Reference no: EM132384010
Advanced Empirical Methods Problem Set - Randomized Evaluations
The goal of this problem set is to analyze data from a randomized impact evaluation. We will be using data from a paper by Thornton (AER 2008) titled, "The Demand and Impact of Learning HIV Status". The questions on this problem set will lead you through a series of exercises that are standard practice when analyzing data from a randomized evaluation. A copy of the paper is on our web directory. You should at least read pages 1829-1839.
Please submit a do file, log file, and a write-up of no more than 3 pages for the problem set. Written responses should be brief.
The data are on our web directory.
Preliminaries: Thornton (2008) examines whether varying the cost of HIV testing can increase the number of people who get their test results. There are two interventions: 1) cash payments to individuals who receive their HIV test results; and 2) the distance a person needs to travel to obtain their HIV test results. Both interventions are randomly assigned on an individual level.
Key Variables:
AnyCash = 1 if randomly assigned any cash incentive to obtain HIV test result under = 1 if randomly assigned distance to get test result is under 1.5 km.
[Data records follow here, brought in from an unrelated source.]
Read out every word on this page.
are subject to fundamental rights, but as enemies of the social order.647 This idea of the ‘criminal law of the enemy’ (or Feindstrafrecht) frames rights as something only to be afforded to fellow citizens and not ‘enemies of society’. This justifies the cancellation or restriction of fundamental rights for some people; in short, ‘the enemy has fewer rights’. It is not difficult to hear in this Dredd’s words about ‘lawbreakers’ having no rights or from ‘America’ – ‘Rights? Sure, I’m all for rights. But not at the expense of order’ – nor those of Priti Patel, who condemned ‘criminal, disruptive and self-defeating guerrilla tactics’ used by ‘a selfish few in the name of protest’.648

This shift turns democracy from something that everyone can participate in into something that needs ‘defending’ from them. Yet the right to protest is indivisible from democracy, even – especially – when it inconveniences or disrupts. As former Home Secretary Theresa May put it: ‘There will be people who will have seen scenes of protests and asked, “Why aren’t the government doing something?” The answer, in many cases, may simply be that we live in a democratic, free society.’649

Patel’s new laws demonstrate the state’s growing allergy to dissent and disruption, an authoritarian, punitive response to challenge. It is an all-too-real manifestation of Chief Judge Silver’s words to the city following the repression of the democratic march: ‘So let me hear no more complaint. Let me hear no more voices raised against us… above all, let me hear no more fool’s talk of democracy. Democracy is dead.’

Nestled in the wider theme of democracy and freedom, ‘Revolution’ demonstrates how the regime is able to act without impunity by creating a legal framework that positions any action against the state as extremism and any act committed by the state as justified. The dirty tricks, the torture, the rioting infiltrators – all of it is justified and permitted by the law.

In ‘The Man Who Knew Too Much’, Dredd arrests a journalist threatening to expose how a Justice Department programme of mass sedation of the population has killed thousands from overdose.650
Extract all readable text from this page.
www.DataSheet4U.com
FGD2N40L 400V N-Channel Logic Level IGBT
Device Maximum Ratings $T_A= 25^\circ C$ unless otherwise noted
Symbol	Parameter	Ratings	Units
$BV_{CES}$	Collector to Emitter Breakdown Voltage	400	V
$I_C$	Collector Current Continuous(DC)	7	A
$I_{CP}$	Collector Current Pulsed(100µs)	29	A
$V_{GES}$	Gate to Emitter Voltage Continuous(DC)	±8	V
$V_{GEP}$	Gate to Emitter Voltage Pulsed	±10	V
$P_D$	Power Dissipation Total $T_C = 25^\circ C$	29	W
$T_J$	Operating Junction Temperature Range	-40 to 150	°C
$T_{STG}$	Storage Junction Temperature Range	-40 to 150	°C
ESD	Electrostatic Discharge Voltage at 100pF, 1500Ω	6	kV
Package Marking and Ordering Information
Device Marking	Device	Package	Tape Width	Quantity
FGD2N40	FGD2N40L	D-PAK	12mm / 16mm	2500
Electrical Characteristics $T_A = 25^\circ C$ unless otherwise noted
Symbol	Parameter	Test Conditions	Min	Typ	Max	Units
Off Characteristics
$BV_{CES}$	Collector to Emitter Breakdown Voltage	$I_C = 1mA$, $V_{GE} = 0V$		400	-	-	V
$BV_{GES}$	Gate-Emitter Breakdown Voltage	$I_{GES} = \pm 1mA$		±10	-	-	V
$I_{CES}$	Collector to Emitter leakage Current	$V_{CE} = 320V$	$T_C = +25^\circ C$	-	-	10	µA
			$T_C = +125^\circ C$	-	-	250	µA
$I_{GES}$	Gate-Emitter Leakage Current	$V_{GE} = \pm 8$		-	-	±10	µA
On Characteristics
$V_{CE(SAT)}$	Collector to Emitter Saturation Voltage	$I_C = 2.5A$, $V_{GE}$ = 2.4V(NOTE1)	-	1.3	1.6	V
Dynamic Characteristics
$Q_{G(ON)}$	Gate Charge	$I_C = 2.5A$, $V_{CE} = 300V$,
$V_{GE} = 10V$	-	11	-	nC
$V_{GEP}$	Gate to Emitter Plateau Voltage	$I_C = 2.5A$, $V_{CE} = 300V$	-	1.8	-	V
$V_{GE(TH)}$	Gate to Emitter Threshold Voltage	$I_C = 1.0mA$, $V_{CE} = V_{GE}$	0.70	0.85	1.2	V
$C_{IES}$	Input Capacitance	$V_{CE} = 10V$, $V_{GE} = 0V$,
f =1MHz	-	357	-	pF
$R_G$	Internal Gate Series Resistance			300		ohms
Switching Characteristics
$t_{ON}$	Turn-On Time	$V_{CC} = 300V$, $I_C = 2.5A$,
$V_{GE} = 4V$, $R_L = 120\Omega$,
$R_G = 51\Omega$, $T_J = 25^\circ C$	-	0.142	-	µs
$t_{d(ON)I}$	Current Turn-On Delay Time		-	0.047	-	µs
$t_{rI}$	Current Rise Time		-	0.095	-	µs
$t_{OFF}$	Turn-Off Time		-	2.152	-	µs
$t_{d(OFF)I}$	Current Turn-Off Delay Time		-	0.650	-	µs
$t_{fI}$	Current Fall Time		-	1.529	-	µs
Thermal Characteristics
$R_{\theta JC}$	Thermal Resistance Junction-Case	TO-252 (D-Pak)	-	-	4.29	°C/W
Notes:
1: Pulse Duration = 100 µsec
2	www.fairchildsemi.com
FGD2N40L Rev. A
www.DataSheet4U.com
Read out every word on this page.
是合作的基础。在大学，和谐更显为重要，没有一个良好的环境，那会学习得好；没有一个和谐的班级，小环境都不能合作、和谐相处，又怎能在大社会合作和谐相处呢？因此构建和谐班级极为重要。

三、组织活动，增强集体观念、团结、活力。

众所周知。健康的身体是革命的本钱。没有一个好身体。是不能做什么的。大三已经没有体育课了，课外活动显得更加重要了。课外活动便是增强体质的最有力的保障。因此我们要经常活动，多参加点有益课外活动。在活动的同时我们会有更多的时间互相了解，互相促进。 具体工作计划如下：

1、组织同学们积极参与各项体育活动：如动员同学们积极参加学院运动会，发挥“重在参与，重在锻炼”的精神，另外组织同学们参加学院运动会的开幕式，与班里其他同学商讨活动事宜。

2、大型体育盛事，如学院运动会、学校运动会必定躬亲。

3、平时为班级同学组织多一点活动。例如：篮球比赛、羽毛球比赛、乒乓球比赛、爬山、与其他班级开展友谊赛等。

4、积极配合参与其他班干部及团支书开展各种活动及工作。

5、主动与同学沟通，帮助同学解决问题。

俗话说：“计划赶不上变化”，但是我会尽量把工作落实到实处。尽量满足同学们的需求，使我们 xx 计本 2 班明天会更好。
Cash Amount = the randomly assigned cash incentives (amounts) to obtain HIV test results (where 0 corresponds to the control group).
Going forward, there are two treatments: those who were assigned a cash incentive and those who have to travel less than 1.5 km to get their test results. Depending on the case we may analyze these individually or separately.
Questions -
Part I: Summary Statistics
The first step is to look at summary statistics of your sample. This will tell you the sample that you are analyzing. We will also see if there are differences between the treatment and control group.
1. Present summary statistics for the study sample. What is the average age? What percentage of males are in the study? What percentage of people are infected with HIV?
2. Present summary statistics for those in the control and treatment group, separately for the any treatment and the distance treatment. Are there major differences in any of the variables (i.e. age, education, HIV rates)?
3. Do a test to see whether differences in age, HIV rates, and marriage are statistically different between the treatment and control group; consider separately the treatment and control groups defined by any and by distance. Do you see any differences? Are you concerned by any of the differences? How could they affect the analysis?
Part II: Analysis using graphs
We can create simple graphs that can help us see the effects of the treatment.
4. Generate a bar graph, where the X-axis represents the any control and treatment group, and the y-axis is the percentage in each group that learn their HIV status. Let the treatment group in this question be anyone who receives a cash incentive to obtain their HIV test results.
5. Now, generate the same bar graph, but this time varying the amount of cash that people receive in treatment (use the "Ti" variable for the x-axis).
Part III: Analysis using linear regression
Using OLS regression analysis is one of the most common tools used to estimate the effect of a treatment or randomly assigned intervention.
6. a. Consider the following regression output (see attached file) from the data you are using.
Which variable is being regressed on which variables? Provide a statistical and substantive interpretation of the five estimated regression coefficients. Also provide an interpretation of other output generated by the regression, included SS, MS, Root MSE, R-squared, Adjusted R-squared, F(4,2312), Prob > F.
b. Run the following OLS regression, where getting your HIV test result is the dependent variable, and receiving a cash incentive as your covariate.
Got Test Result=a + bAnyCash Incentive + u
What is your estimate of b? Is it statistically significant? If so, at what level? What happens when you include additional control variables (age, male, education, marriage)? Does your estimate of b change? Does this suggest that there is covert or overt bias?
7. Conduct the same analysis as in question 6 but using a group means comparison. What is your estimate of the treatment effect? How does this differ from question 6? What assumption holds?
8. Now run a similar regression, but this time replace "Any Cash Incentive" with "Cash Amount". What is your estimate of b? Is it statistically significant? What happens when you include additional control variables (age, male, education, marriage)? Does your estimate of b change?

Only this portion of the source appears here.